Every state in the U.S. has some kind of lemon law, but the specific provisions vary from state to state. In fact, your car may be considered a lemon in some states and not in others, so be warned in advance that your local laws may or may not offer you strong protection against all unscrupulous manufacturers and dealers. Let's look at a few examples here:
California lemon law: California has one of the strongest lemon laws in the country, the Song-Beverly Consumer Warranty Act. It requires you to go to the manufacturer's local representative -- this is usually the dealer -- to get the car repaired. If they can't fix the problem that's covered under the written warranty within a reasonable number of tries, they have to replace the vehicle or refund the purchase price minus the cost of any third-party parts you may have added on. However, the manufacturer can deduct from this refund an amount that covers how much use you've gotten out of the car before you first brought it in for repair. This amount is calculated by this formula:
- Number of miles on vehicle when brought in for repair ÷ 120,000 × the original cost of the vehicle = your refund
Does it make your head hurt to read that? Maybe an example would make it clearer. For instance, let's suppose that the vehicle has 10,000 miles on it when you bring it in. Divide 10,000 by 120,000 and you get -- excuse me while I get out my calculator -- 0.083333 ... Now suppose the original cost of the vehicle is $40,000. Multiply that by 0.083333 ... and you get $3,333.33. The manufacturer can deduct that amount from your refund. Your refund would then be $36,666.67. That's pretty simple arithmetic, even if it's a bit difficult to do in your head, especially if the amounts aren't neatly rounded numbers like the ones I used.

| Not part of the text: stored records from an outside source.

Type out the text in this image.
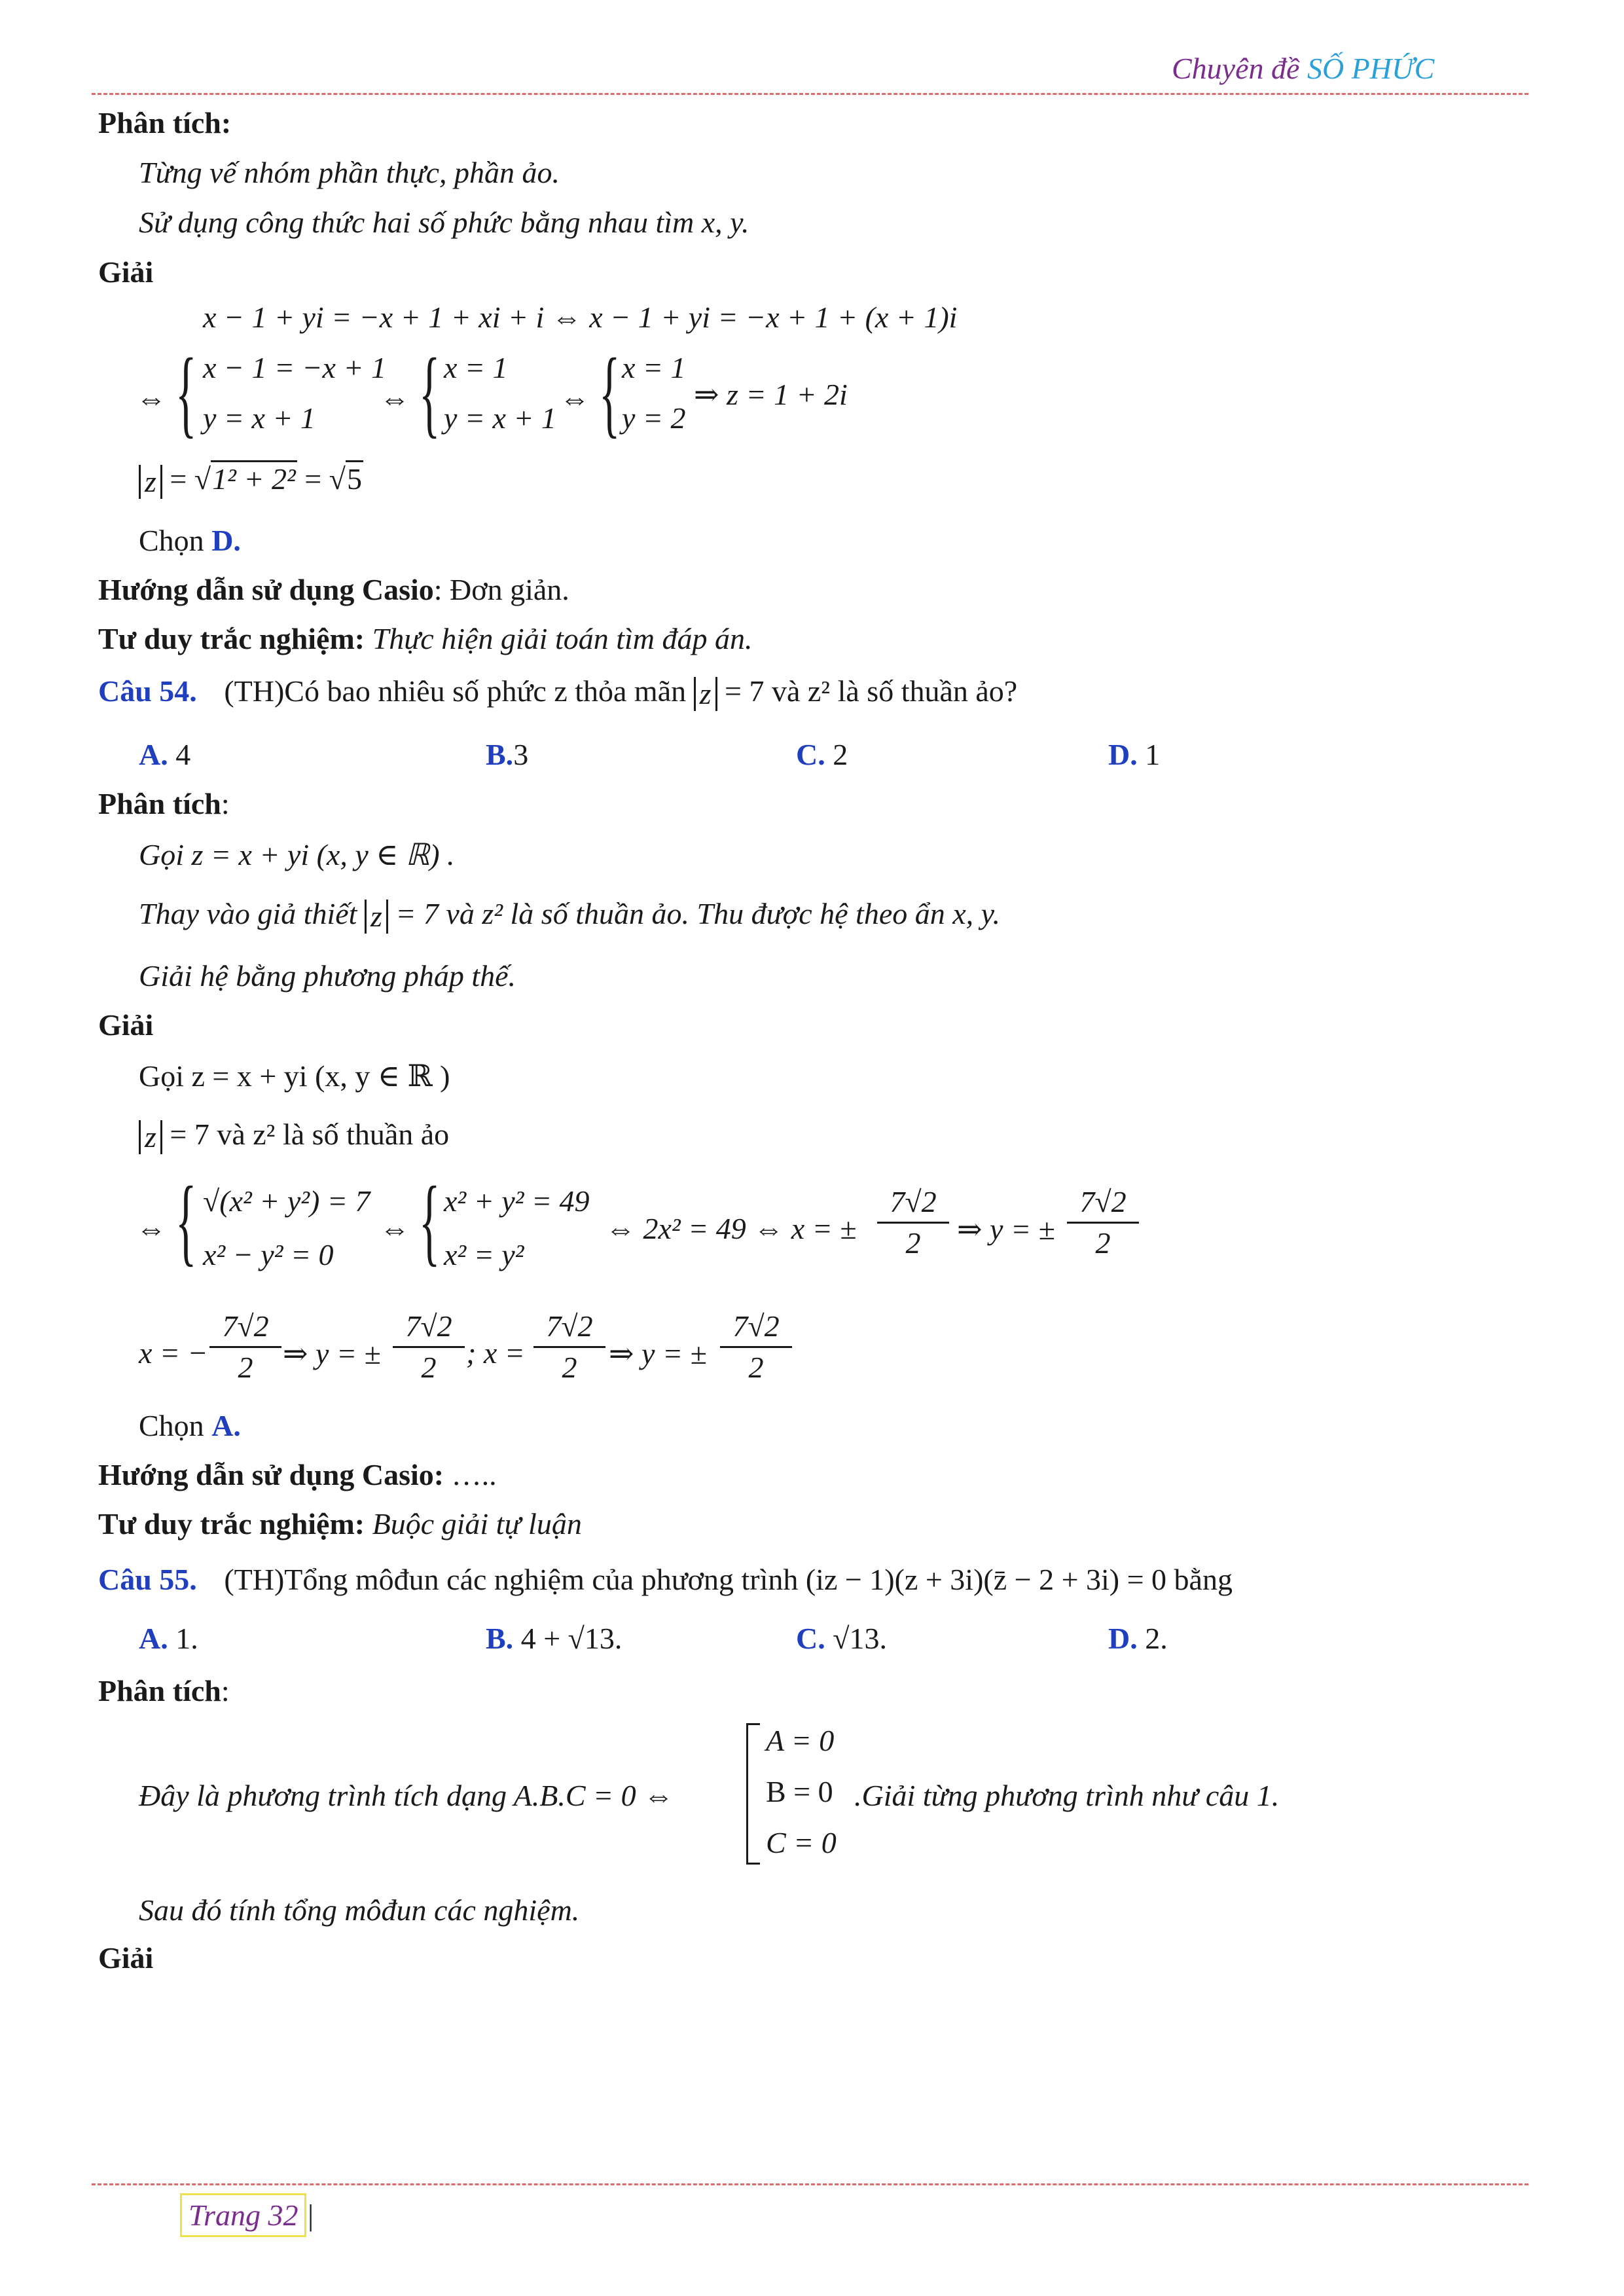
Chuyên đề SỐ PHỨC
Phân tích:
Từng vế nhóm phần thực, phần ảo.
Sử dụng công thức hai số phức bằng nhau tìm x, y.
Giải
x − 1 + yi = −x + 1 + xi + i ⇔ x − 1 + yi = −x + 1 + (x + 1)i
⇔ { x − 1 = −x + 1
y = x + 1
⇔ { x = 1
y = x + 1
⇔ { x = 1
y = 2
⇒ z = 1 + 2i
z = √1² + 2² = √5
Chọn D.
Hướng dẫn sử dụng Casio: Đơn giản.
Tư duy trắc nghiệm: Thực hiện giải toán tìm đáp án.
Câu 54. (TH)Có bao nhiêu số phức z thỏa mãn z = 7 và z² là số thuần ảo?
A. 4	B.3	C. 2	D. 1
Phân tích:
Gọi z = x + yi (x, y ∈ ℝ) .
Thay vào giả thiết z = 7 và z² là số thuần ảo. Thu được hệ theo ẩn x, y.
Giải hệ bằng phương pháp thế.
Giải
Gọi z = x + yi (x, y ∈ ℝ )
z = 7 và z² là số thuần ảo
⇔ { √(x² + y²) = 7
x² − y² = 0
⇔ { x² + y² = 49
x² = y²
⇔ 2x² = 49 ⇔ x = ±
7√2
2	⇒ y = ±
7√2
2
x = −
7√2
2 ⇒ y = ±
7√2
2 ; x =
7√2
2	⇒ y = ±
7√2
2
Chọn A.
Hướng dẫn sử dụng Casio: …..
Tư duy trắc nghiệm: Buộc giải tự luận
Câu 55. (TH)Tổng môđun các nghiệm của phương trình (iz − 1)(z + 3i)(z̄ − 2 + 3i) = 0 bằng
A. 1.	B. 4 + √13.	C. √13.	D. 2.
Phân tích:
Đây là phương trình tích dạng A.B.C = 0 ⇔
A = 0
B = 0
C = 0
.Giải từng phương trình như câu 1.
Sau đó tính tổng môđun các nghiệm.
Giải
Trang 32 |
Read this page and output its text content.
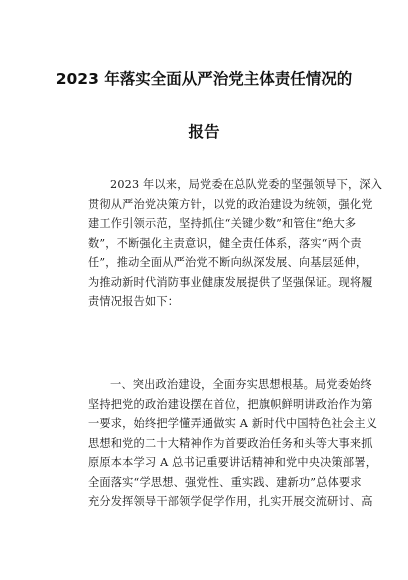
2023 年落实全面从严治党主体责任情况的
报告
2023 年以来，局党委在总队党委的坚强领导下，深入
贯彻从严治党决策方针，以党的政治建设为统领，强化党
建工作引领示范，坚持抓住“关键少数”和管住“绝大多
数”，不断强化主责意识，健全责任体系，落实“两个责
任”，推动全面从严治党不断向纵深发展、向基层延伸，
为推动新时代消防事业健康发展提供了坚强保证。现将履
责情况报告如下：
一、突出政治建设，全面夯实思想根基。局党委始终
坚持把党的政治建设摆在首位，把旗帜鲜明讲政治作为第
一要求，始终把学懂弄通做实 A 新时代中国特色社会主义
思想和党的二十大精神作为首要政治任务和头等大事来抓
原原本本学习 A 总书记重要讲话精神和党中央决策部署，
全面落实“学思想、强党性、重实践、建新功”总体要求
充分发挥领导干部领学促学作用，扎实开展交流研讨、高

But the lemon law only kicks in if the manufacturer has had a "reasonable number" of attempts at repairing the problem. What's a reasonable number? Under California law, this isn't a fixed number; it changes depending on a number of factors, including whether the car was purchased during the previous 18 months (making it essentially new) and whether the problem being repaired is life-threatening. (A car still covered by a "new warranty" is also considered new.) The newer the car and the more life-threatening the problem, the fewer repairs should be needed to fix it, perhaps as few as one. If the repairs have taken the car out of service for more than 30 days the repair time is also considered unreasonable.
Other lemon laws: Most states have lemon laws that are similar. Almost all of them give the manufacturer a maximum of four times to repair a problem covered under the car's warranty. If they can't, the car's a lemon. But some state lemon laws are weaker than others. At times manufacturers have been accused of moving cars with known defects to those states for sale. What are your chances of being caught with one? Fortunately, only about one in 300 cars sold in the United States have been determined to be lemons, so the odds that you'll need lemon law protection beyond that covered by federal warranty law are pretty slim.